Closing statement: Gold remains in a consolidation phase, supported by rate cut expectations and geopolitical risks but capped by mixed economic signals. The near-term outlook suggests continued range-bound trading, with potential upside if macro or geopolitical conditions deteriorate.
CRUDE OIL
- Crude Oil Price: WTI crude is easing slightly to around $89.90 per barrel after recent upward momentum. This suggests short-term profit-taking, while prices remain elevated within a broader bullish context.
- US-Iran developments: Donald Trump claimed that Iran has agreed to major concessions, including reopening the Strait of Hormuz. However, the lack of confirmation from Iran introduces uncertainty and keeps markets cautious.
- Strait of Hormuz: The Strait of Hormuz remains effectively closed due to a dual blockade involving the United States and Iran. According to ING estimates, around 13 million barrels per day of supply are disrupted, underscoring the severity of the situation.
- US blockade: Statements from US defense leadership indicate that the blockade will remain in place for as long as necessary. This reinforces expectations of prolonged supply constraints and sustained geopolitical tension in the region.
- Oil reserves: China is expanding its oil stockpiling efforts to prepare for potential supply shocks. This move reflects growing concern among major consumers and highlights precautionary demand dynamics in global markets.

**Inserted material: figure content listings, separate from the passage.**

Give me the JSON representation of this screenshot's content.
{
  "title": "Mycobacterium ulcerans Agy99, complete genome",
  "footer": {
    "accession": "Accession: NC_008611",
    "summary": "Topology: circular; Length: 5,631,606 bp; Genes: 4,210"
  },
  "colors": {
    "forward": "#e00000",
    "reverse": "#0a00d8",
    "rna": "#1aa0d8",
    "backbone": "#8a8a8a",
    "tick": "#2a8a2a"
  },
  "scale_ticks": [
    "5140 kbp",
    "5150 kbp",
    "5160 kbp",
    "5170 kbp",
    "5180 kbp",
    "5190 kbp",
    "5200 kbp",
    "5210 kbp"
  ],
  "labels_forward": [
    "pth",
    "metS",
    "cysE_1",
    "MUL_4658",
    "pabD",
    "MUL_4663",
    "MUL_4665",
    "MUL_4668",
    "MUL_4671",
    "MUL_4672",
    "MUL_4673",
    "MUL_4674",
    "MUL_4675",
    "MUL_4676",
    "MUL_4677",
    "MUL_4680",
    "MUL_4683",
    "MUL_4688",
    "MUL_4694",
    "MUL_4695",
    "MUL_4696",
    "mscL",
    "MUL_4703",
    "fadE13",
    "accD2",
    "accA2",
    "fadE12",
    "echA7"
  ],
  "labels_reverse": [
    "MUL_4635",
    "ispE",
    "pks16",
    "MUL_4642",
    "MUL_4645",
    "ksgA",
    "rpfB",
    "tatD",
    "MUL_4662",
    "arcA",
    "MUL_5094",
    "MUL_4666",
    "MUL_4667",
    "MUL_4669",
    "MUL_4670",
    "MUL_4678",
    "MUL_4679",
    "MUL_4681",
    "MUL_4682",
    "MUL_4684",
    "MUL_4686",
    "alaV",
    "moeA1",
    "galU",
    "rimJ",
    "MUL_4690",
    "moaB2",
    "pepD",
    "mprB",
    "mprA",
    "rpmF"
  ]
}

Closing statement: Crude oil remains elevated despite a minor pullback, with severe supply disruptions and geopolitical uncertainty dominating the outlook. Prices are likely to stay volatile and biased to the upside unless there is clear confirmation of de-escalation and restoration of supply flows.
DAX
- DAX 40 Price: The DAX 40 is trading slightly higher around 24,130 points, indicating modest upward movement. This suggests a cautious market tone, with investors balancing supportive factors against growing macroeconomic concerns.
- Germany’s outlook: The Germany government has reportedly cut its 2026 GDP growth forecast from 1.0% to 0.5%. This downgrade highlights weakening economic expectations and raises concerns about the medium-term outlook for Europe’s largest economy.
- Eurozone inflation: Final HICP data for the euro area came in marginally above the flash estimate at 2.6% YoY, while core inflation held steady at 2.3%. This confirms that inflation remains relatively contained but still above target, keeping policy considerations relevant.
- ECB policy: ECB policymaker, Isabel Schnabel emphasized that the European Central Bank has room to take time in assessing economic shocks. This cautious stance signals a preference for avoiding premature tightening that could harm growth.
- Labor market: US Initial Jobless Claims came in slightly better than expected, while Continuing Claims were broadly in line with forecasts. This indicates ongoing resilience in the US labor market, which remains an important external factor for global equities.
Closing statement: The DAX 40 is holding steady amid mixed macro signals, with weaker German growth outlook offset by stable inflation and cautious ECB policy. The near-term outlook remains neutral to slightly positive, with direction dependent on further economic data and policy clarity.